- Born: 1562
- Died: 7 April 1617 (aged 54–55) Exeter, England
- Education: Broadgates Hall, Oxford
- Spouse(s): Susan Prestwood ​(m. 1585)​ Jane Huishe
- Children: 4, including Nicholas

= William Martyn (historian) =

English lawyer and historian

William Martyn (1562–1617) was an English lawyer and historian.

==Life==
Baptised at St Petrock's Church, Exeter, 19 September 1562, he was the eldest son of Nicholas Martyn of Exeter, by his first wife, Mary, daughter of Lennard Yeo of Hatherleigh. Having been sent to Exeter grammar school, he matriculated at Broadgates Hall, Oxford, in the autumn of 1581.

Martyn was called to the bar at the Middle Temple in 1589, and from 1605 to 1617 held the office of recorder of Exeter. On 7 April 1617 he died at Exeter, and was buried in St. Petrock's Church on 12 April, with an inscription placed to his memory.

==Works==
Martyn was the author of The Historie and Lives of the Kings of England from William the Conqveror vnto the end of the Raigne of Henrie the Eight, 1615, containing preliminary verses from his three sons and his son-in-law, and an appendix of "succession of dukes and earles" and other particulars. A second edition appeared in 1628, which was illustrated with portraits of the kings by Renold Elstrack. To the third edition in 1638 was added The Historie of King Ed. VI, Queene Mary, and Q. Elizabeth, by B. R., Mr of Arts, longer than all the rest of the lives put together. Thomas Fuller believed that James I took exception to some passages of this book.
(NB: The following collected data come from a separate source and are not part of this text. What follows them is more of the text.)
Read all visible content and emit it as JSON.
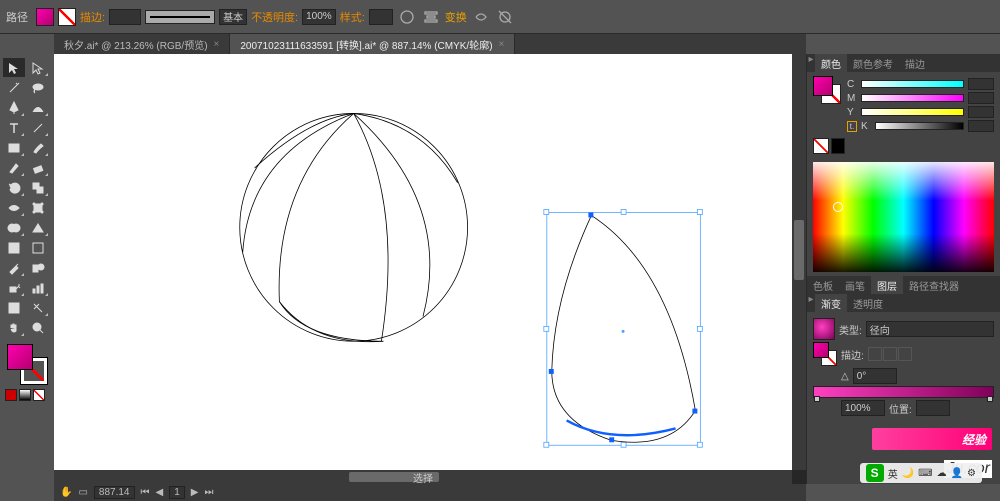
{
  "topbar": {
    "title": "路径",
    "stroke_label": "描边:",
    "stroke_pt": "",
    "profile_label": "基本",
    "opacity_label": "不透明度:",
    "opacity_value": "100%",
    "style_label": "样式:",
    "transform_label": "变换"
  },
  "tabs": [
    {
      "label": "秋夕.ai* @ 213.26% (RGB/预览)",
      "active": false
    },
    {
      "label": "20071023111633591 [转换].ai* @ 887.14% (CMYK/轮廓)",
      "active": true
    }
  ],
  "panels": {
    "color": {
      "tabs": [
        "颜色",
        "颜色参考",
        "描边"
      ],
      "active": 0,
      "channels": [
        {
          "ch": "C",
          "val": ""
        },
        {
          "ch": "M",
          "val": ""
        },
        {
          "ch": "Y",
          "val": ""
        },
        {
          "ch": "K",
          "val": ""
        }
      ]
    },
    "mid_tabs": [
      "色板",
      "画笔",
      "图层",
      "路径查找器"
    ],
    "mid_active": 2,
    "gradient": {
      "tabs": [
        "渐变",
        "透明度"
      ],
      "active": 0,
      "type_label": "类型:",
      "type_value": "径向",
      "stroke_label": "描边:",
      "angle_value": "0°",
      "opacity_value": "100%",
      "location_label": "位置:"
    }
  },
  "status": {
    "zoom": "887.14",
    "nav": "1",
    "selection": "选择"
  },
  "watermark": {
    "brand": "经验",
    "url": "Ju.cor"
  },
  "ime": {
    "lang": "英"
  }
}
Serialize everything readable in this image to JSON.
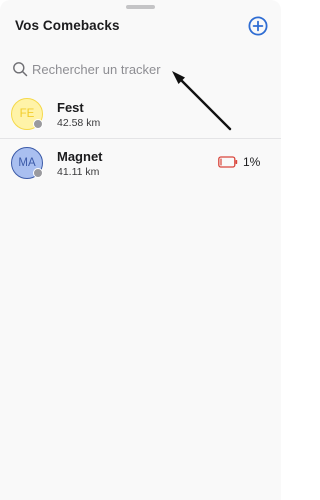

Martyn also wrote Youth's Instruction, 1612 (2nd edit. 1613), for his son Nicholas, then a student at Oxford. Each impression contained verses by his son-in-law, and to the second was prefixed a set by his son William.

==Family==
Martyn married at St. Petrock's, on 28 November 1585, Susan, daughter of Thomas Prestwood of Exeter, by whom he had three sons, Nicholas, William, and Edward, and one daughter, Susan, who married Peter Bevis of Exeter. She was buried at All Hallows, Goldsmith Street, Exeter, on 30 January 1605–6. Martyn married for his second wife Jane, daughter of Henry Huishe of Sands in Sidbury, Devon. The eldest son Nicholas Martyn succeeded to his father's estate of Oxton in Kenton.